Ce plan décennal d’investissement doit être validé par le schéma directeur d’urbanisme du Grand Bamako parce que c’est cet outil–là qui fait foi et qui a force de loi car il est adopté en Conseil des Ministres.
“Donc ces propositions seront remises au bureau d’études ou au consortium qui aura la charge d’élaborer ce schéma directeur d’urbanisme du Grand Bamako et ensuite va fixer toutes les fonctions y compris celles énumérées ci-dessus. On va s’inspirer de la démarche du Grand Bamako pour influer sur l’élaboration de la politique nationale urbaine du Mali, qui est a révisée maintenant parce qu’elle est devenue caduque depuis 2 ans”.

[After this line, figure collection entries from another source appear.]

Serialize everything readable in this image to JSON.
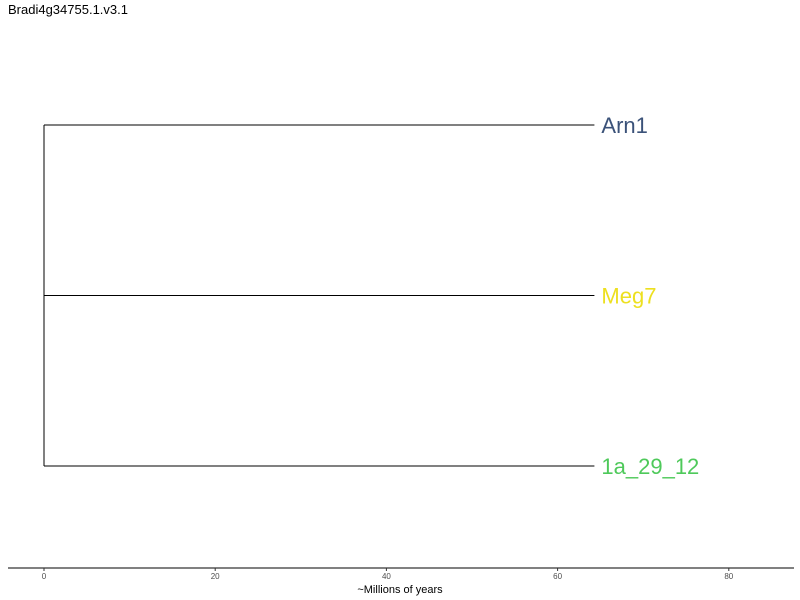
{
  "chart_data": {
    "type": "dendrogram",
    "title": "Bradi4g34755.1.v3.1",
    "xlabel": "~Millions of years",
    "xlim": [
      0,
      88
    ],
    "x_ticks": [
      0,
      20,
      40,
      60,
      80
    ],
    "root_age": 0,
    "leaves": [
      {
        "label": "Arn1",
        "x": 64.3,
        "color": "#3b5279"
      },
      {
        "label": "Meg7",
        "x": 64.3,
        "color": "#ede020"
      },
      {
        "label": "1a_29_12",
        "x": 64.3,
        "color": "#4ec95a"
      }
    ],
    "grid": false
  }
}
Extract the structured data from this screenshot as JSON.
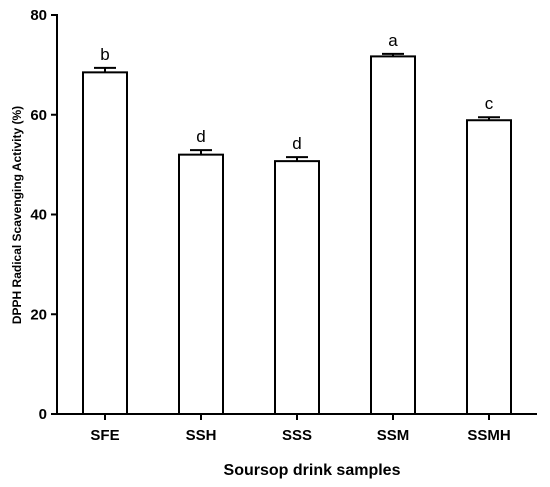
{
  "chart_data": {
    "type": "bar",
    "categories": [
      "SFE",
      "SSH",
      "SSS",
      "SSM",
      "SSMH"
    ],
    "values": [
      68.5,
      52.0,
      50.7,
      71.7,
      58.9
    ],
    "errors": [
      0.9,
      0.9,
      0.8,
      0.5,
      0.6
    ],
    "significance_labels": [
      "b",
      "d",
      "d",
      "a",
      "c"
    ],
    "xlabel": "Soursop drink samples",
    "ylabel": "DPPH Radical Scavenging Activity (%)",
    "ylim": [
      0,
      80
    ],
    "yticks": [
      0,
      20,
      40,
      60,
      80
    ],
    "bar_fill": "#ffffff",
    "bar_stroke": "#000000",
    "grid": false,
    "legend": "none"
  }
}
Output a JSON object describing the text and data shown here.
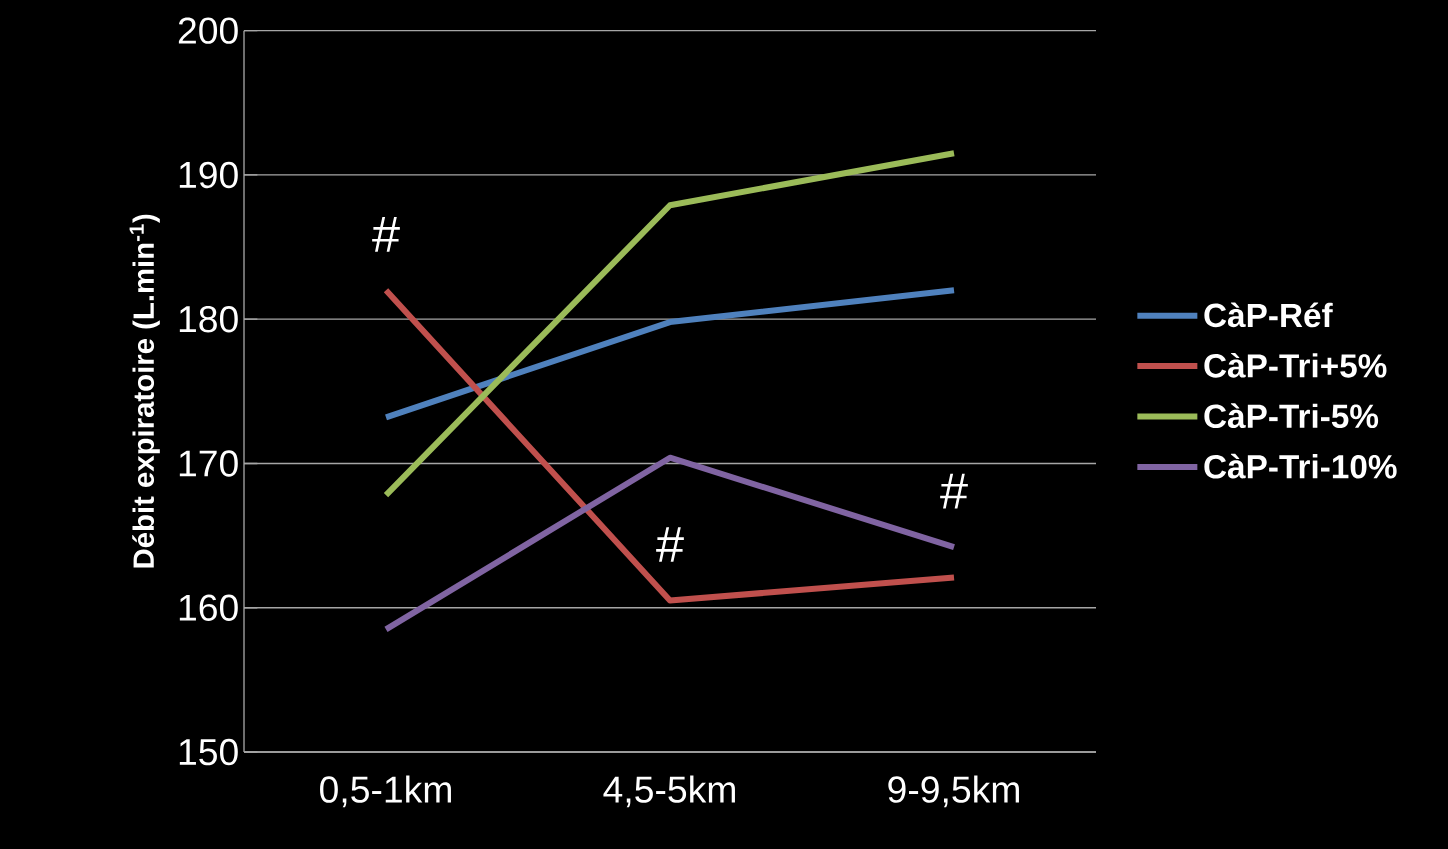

Au niveau de la ville de Bamako, il y a des réflexions en cours pour aller vers l’élaboration d’un plan climat.
“On est dans des réflexions, ce plan n’est pas encore disponible. Il y a eu des analyses et des mesures qui ont été prises. Nous avons des conclusions de ces analyses-là mais pour l’instant on est à ce niveau-là”.
-
Les limites de la planification urbaine au Mali
Il existe une panoplie de textes réglementaires non respectés à Bamako.
“Le premier exemple que je peux vous donner c’est qu’on a d’abord un schéma directeur d’urbanisme d’une ville mais à peine valider on fait tout à fait le contraire de ce qui est validé dans ce document-là”.
Ensuite se pose la question de la rémunération des élus locaux au Mali.
“Les élus locaux au Mali, ne sont pas rémunérés, il n’y a pas de salaire, c’est donc du travail bénévolat mais ils ont des primes de cession. Connaissant la demande sociale sur ces élus locaux et du fait que les élus veulent se faire distinguer, ils se donnent à des pratiques de lotissements pour pouvoir gagner de l’argent. Si on prévoit 5 hectares de logements dans le Schéma Directeur, ils y vont à 50 hectares au détriment des autres fonctions. Puisqu’il n’y a pas de suivi de l’État pour l’application des directives de ce schéma directeur d’urbanisme et bien ils y vont par tous les moyens. Finalement tout ce qui était réservé pour la forêt ou autres fonctions, est consacré à faire des parcelles habitables car c’est là que ça rapporte. On fait des lotissements, on vend, le maire empoche sa part”.